MP da Liberdade Econômica é aprovada e muda pontos da legislação trabalhista

Claudinei Nascimento

, Leis trabalhistas

Entre as mudanças, qualquer negócio poderá funcionar aos finais de semana e empregador não precisará mais pagar 100% de hora extra aos domingos e feriados.

 

Aprovada pelo Congresso Nacional na quarta-feira, 14 de agosto, a Medida Provisória 881, conhecida como a MP da Liberdade Econômica e editada pelo presidente Jair Bolsonaro em 30 de abril, mexe em alguns pontos da legislação trabalhista. 

Entre as principais mudanças, a medida prevê que toda atividade econômica possa ser desenvolvida em qualquer horário ou dia da semana, incluindo feriados, desde que sejam respeitadas as normas ambientais, trabalhistas e de vizinhança.

Essa decisão é criticada por órgãos, como a Associação Nacional dos Magistrados do Trabalho (Anamatra). “A maior disponibilidade dos trabalhadores em dias de descanso pode potencializar o risco de doenças e de acidentes do trabalho”, acredita a presidente da associação, Noemia Porto.
A MP manteve o repouso semanal remunerado em pelo menos um domingo a cada quatro semanas.

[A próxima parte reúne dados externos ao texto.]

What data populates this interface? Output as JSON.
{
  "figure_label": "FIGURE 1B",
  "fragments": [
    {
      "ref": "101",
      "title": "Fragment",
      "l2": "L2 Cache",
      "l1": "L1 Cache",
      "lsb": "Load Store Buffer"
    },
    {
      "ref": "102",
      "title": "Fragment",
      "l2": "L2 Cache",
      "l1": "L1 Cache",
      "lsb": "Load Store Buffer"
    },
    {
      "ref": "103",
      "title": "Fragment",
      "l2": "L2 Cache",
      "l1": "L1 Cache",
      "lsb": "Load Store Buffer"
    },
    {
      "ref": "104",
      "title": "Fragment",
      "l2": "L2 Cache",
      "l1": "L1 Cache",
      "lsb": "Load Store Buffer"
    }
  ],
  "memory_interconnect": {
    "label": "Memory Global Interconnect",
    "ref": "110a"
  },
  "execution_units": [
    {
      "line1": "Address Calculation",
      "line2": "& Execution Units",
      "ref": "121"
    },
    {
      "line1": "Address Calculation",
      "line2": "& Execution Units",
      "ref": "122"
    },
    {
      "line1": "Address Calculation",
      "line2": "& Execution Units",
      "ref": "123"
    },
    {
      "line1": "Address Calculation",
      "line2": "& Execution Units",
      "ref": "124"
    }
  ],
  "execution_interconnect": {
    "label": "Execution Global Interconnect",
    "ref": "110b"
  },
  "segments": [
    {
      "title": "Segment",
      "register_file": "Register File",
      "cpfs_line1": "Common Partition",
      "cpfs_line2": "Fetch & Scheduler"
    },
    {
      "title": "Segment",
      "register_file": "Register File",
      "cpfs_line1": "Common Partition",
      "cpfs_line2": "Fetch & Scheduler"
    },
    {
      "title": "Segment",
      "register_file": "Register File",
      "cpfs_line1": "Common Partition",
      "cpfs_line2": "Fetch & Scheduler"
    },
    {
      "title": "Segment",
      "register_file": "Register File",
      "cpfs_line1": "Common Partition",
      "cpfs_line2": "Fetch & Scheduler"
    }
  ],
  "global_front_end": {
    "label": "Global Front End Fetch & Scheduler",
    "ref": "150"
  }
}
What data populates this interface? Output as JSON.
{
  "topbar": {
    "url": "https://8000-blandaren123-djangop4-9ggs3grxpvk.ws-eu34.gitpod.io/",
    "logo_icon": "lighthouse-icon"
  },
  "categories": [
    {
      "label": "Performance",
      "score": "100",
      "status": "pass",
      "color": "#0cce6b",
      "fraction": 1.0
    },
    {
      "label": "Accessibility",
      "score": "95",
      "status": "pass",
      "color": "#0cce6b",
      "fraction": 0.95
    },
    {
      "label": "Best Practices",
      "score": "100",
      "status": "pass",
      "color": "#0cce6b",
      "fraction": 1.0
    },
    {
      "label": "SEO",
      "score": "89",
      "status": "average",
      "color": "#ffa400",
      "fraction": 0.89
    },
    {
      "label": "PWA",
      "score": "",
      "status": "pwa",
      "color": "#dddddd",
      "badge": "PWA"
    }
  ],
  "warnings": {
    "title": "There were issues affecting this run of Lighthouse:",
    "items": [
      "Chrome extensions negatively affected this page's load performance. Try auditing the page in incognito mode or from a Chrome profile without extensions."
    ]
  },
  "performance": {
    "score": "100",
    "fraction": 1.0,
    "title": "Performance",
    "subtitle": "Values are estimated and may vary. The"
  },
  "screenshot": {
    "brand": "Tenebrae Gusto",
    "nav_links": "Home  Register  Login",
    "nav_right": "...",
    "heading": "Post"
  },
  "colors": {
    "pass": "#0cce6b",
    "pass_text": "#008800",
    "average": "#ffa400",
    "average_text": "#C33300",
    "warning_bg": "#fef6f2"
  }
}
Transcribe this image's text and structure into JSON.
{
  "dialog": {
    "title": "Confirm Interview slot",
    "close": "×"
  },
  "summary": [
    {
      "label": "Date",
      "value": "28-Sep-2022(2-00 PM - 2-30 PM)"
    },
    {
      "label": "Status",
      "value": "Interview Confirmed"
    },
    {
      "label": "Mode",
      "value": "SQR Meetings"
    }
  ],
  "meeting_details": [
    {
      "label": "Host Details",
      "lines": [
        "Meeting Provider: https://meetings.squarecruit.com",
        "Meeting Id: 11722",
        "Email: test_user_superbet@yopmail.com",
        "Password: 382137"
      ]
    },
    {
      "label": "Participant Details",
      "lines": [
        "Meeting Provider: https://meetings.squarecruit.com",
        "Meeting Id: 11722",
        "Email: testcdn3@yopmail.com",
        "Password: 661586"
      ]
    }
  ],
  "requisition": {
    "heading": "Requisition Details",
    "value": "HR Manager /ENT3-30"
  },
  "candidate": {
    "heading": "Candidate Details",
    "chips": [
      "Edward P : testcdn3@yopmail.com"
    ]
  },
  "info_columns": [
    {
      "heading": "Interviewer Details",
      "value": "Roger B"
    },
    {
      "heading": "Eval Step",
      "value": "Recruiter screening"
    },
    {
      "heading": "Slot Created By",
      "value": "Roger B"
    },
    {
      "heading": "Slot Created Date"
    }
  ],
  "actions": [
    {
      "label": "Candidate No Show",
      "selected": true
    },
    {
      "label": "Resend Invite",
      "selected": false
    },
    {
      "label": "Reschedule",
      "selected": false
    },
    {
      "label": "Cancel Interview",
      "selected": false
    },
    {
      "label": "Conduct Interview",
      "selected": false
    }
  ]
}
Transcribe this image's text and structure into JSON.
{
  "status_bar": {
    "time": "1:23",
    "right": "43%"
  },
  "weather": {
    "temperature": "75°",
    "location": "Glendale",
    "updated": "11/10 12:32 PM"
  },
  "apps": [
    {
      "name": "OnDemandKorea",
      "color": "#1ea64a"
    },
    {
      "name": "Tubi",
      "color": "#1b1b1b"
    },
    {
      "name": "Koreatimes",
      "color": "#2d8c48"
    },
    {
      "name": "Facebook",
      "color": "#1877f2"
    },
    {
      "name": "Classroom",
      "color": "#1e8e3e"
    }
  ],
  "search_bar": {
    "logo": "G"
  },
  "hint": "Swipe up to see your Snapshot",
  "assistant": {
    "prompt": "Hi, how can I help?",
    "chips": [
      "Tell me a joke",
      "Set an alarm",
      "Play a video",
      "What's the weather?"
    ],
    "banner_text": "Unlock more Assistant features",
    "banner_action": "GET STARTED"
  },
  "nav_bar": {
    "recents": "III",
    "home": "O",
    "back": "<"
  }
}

Este ponto foi um dos mais controversos, já que o texto-base original,  pretendia que esse descanso fosse permitido em até sete semanas. Mesmo assim, o trabalhador será afetado pela decisão. Agora, caso o patrão opte pelo descando remunerado em outro dia da semana, não precisará pagar o dobro por domingo ou feriado, como previa a CLT.  

Outra mudança prevê que somente trabalhadores de empresas com mais de 20 empregados serão obrigados a bater ponto. Antes, a regra servia para organizações  com no mínimo 10 funcionários. Por outro lado, o trabalhador estará dispensado desta obrigação, se autorizar o chamado ponto por exceção, que deve ser  negociado por meio de acordo individual escrito, convenção coletiva ou acordo coletivo de trabalho. Nessa modalidade, o trabalhador só registra hora extra, atraso, folga, férias e falta.  

Na MP, há um ponto mais específico que libera o trabalho nas agências bancárias aos sábados.  De acordo com a secretária-geral do Sindicato dos Bancários, Neiva Ribeiro, o direito de não trabalhar aos finais de semana é uma conquista histórica da categoria. “Vamos continuar lutando para que esse direito não seja retirado de nossa classe”, diz ela, mesmo admitindo que algumas instituições já avançam no sentido de abrir as portas aos sábados.  “A medida provisória aprovada pelo Congresso é mais um ataque ao direito dos trabalhadores”, acrescenta. 

Trâmite da MP
Na Câmara Federal, a MP da Liberdade Econômica teve 345 votos favoráveis, 76 contrários e uma abstenção. Agora, a medida segue para o Senado, que terá até o dia 27 deste mês, para analisar o texto-base, pois nesta data a MP completa 120 dias, prazo máximo de sua validade.